Decision Date04 November 1907
Citation93 P. 478,41 Colo. 345
PartiesWICKHAM v. PEOPLE.
CourtColorado Supreme Court

Rehearing Denied Feb. 3, 1908.

Error to District Court, City and County of Denver; E. E. Armour Judge.

Peter Wickham was convicted of murder in the first degree, and he brings error. Affirmed.

Bailey and Caswell, JJ., dissenting.

Morrison & De Soto and Morrison & Bailey, for plaintiff in error.

William H. Dickson, Atty. Gen., and Samuel H. Thompson Jr., Asst Atty. Gen., for the People.

MAXWELL J.

Under an information charging murder, plaintiff in error was convicted of murder of the first degree, and sentenced to the penitentiary for life.

1. The court overruled a motion to quash the information, based upon the ground that the information was not supported by the affidavit of any person having knowledge of the commission of the offense, as required by section 1432h, 3 Mills' Ann St. Rev. Supp., the pertinent part of which is: 'BUT IF A PRELIMINARY EXAMINATION HAS NOT beEn had or when upon such examination the accused has been discharged, or when the affidavit or complaint upon which the examination has been held has not been delivered to the clerk of the proper court, the district attorney may, upon affidavit of any person who has knowledge of the commission of an offense, and who is a competent witness to testify in the case, setting forth the offense and the name of the person or persons charged with the commission thereof, upon being furnished with the names of the witnesses for the prosecution, by leave of court first had, file an information, and process shall forthwith issue thereon.' The affidavit was in conformity with the requirements of the statute. Where this is true, this court has held that an information cannot be attacked upon the ground that the party who verified it did not have personal knowledge of the commission of the offense charged. Holt v. People, 23 Colo. 1, 45 P. 374; Bergdahl v. People, 27 Colo. 302, 61 P. 228; Barr v. People, 30 Colo. 522, 71 P. 392; Overland C. M. Co. v. People, 32 Colo. 263, 75 P. 924, 105 Am.St.Rep. 74.
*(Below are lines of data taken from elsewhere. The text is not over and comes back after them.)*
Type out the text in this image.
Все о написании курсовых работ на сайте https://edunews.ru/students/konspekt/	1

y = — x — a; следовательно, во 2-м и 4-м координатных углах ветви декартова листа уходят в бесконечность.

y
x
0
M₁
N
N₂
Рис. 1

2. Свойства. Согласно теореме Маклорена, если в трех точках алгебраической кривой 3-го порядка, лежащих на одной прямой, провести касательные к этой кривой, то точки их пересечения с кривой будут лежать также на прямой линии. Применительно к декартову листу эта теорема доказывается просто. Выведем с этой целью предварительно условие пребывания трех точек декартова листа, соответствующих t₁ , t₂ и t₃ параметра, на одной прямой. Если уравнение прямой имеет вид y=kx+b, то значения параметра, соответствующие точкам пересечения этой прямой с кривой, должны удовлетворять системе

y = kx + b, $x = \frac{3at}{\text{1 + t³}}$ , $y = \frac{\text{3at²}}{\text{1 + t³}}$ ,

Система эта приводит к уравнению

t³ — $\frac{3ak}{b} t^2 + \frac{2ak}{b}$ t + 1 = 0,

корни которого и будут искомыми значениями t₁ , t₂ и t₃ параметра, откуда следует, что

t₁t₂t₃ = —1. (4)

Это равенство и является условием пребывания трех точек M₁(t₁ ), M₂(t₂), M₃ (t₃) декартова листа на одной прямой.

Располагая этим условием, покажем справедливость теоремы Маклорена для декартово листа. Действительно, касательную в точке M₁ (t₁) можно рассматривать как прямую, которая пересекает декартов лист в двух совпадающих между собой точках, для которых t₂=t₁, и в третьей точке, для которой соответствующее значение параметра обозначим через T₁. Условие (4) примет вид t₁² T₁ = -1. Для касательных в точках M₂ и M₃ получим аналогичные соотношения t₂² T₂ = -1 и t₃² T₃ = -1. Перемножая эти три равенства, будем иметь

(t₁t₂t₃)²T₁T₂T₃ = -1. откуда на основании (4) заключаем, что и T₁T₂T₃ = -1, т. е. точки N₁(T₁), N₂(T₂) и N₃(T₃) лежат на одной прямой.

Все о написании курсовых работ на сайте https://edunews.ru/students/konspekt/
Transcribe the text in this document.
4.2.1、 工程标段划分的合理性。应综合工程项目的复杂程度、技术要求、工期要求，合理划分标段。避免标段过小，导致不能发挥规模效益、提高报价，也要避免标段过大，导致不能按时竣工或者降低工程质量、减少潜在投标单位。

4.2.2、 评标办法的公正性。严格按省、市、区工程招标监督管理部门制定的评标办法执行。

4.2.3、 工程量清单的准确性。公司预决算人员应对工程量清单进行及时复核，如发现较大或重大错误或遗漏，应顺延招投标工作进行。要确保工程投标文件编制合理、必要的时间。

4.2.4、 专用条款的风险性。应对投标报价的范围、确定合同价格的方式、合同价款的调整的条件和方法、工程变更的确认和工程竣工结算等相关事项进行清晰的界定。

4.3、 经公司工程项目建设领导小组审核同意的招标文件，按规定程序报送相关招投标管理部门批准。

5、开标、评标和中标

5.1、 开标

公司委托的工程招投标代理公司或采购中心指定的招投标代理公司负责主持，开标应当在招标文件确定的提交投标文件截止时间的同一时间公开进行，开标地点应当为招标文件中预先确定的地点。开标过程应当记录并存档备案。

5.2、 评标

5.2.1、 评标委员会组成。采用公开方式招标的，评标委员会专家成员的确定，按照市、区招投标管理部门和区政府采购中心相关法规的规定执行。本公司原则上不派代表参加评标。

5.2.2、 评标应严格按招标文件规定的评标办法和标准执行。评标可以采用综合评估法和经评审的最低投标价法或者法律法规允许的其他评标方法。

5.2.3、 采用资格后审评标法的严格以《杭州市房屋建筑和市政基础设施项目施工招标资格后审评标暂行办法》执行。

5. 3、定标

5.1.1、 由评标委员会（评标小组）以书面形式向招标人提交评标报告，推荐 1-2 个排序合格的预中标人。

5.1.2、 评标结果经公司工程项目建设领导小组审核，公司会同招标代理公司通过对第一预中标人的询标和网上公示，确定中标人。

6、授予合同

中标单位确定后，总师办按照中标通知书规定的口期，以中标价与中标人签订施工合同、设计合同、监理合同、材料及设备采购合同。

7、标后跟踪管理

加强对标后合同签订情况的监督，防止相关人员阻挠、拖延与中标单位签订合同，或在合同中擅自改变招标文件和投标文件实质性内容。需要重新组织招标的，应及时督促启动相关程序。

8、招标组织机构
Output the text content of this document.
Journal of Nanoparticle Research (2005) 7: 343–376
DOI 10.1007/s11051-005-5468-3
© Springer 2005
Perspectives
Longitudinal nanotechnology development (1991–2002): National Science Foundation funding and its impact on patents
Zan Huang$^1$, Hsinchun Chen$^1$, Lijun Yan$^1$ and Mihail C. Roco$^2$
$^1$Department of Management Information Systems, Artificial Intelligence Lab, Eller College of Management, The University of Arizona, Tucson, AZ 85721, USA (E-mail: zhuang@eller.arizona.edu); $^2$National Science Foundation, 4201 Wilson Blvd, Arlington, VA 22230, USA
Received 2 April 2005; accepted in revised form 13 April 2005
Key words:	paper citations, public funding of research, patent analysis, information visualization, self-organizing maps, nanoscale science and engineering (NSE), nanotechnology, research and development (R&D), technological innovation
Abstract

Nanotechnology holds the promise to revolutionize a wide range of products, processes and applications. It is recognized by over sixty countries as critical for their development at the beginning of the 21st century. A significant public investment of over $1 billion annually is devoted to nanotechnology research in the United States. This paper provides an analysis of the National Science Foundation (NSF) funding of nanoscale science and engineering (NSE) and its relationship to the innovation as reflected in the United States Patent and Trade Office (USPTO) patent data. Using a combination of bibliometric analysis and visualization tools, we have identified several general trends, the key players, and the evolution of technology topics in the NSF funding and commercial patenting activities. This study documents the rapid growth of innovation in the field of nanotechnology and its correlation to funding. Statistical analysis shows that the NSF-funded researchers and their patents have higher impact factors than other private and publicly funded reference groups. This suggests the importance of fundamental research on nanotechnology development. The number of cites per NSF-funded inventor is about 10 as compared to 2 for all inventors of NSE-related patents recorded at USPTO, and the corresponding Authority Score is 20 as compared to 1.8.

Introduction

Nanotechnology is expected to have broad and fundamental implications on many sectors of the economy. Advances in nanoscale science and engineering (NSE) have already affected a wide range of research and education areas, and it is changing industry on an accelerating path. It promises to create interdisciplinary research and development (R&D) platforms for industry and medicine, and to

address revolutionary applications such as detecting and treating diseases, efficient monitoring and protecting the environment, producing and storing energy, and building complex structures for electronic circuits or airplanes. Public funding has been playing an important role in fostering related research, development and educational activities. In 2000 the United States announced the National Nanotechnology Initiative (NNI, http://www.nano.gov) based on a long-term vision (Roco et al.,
2. Over the objection of plaintiff in error, the day proceeding the day the case was set for trial the district attorney by order of court was permitted to indorse upon the information the names of additional witnesses for the people. This is claimed to be error upon the ground that the witnesses whose names were so indorsed were known to the district attorney at and before the time the information was filed. Section 1432b, 3 Mills' Ann. St. Rev. Supp., referring to the duty of the district attorney in this behalf, provides: 'He shall indorse thereon the names of such witnesses as are known to him at the time of filing the same, and shall also indorse upon such information the names of such other witnesses as may become known to him before the trial at such time as the court may, by rule or otherwise, prescribe; but this shall not preclude the calling of witnesses whose names or the materiality of whose testimony are first learned by the district attorney upon the trial.' Three classes of witnesses are designated by the statute--those known to the district attorney at the time of filing the information, those who shall become known before the trial, and those whose names or the materiality of whose testimony are first learned upon the trial. That this statute is mandatory cannot be doubted. It is the duty of the district attorney to comply with it. Justice to the accused demands such compliance, so that he may be fully advised of those who will confront him as witnesses at the trial. No application for a continuance was made, and no showing of surprise or prejudice was made, by plaintiff in error, by reason of the action complained of, and there is no such contention here. Plaintiff in error may have been fully advised as to what the witnesses would testify to, their character, and all other matters desirable for him to know. Under this condition we cannot say that the action of the court was reversible error. Boykin v. People, 22 Colo. 496, 498, 45 P. 419.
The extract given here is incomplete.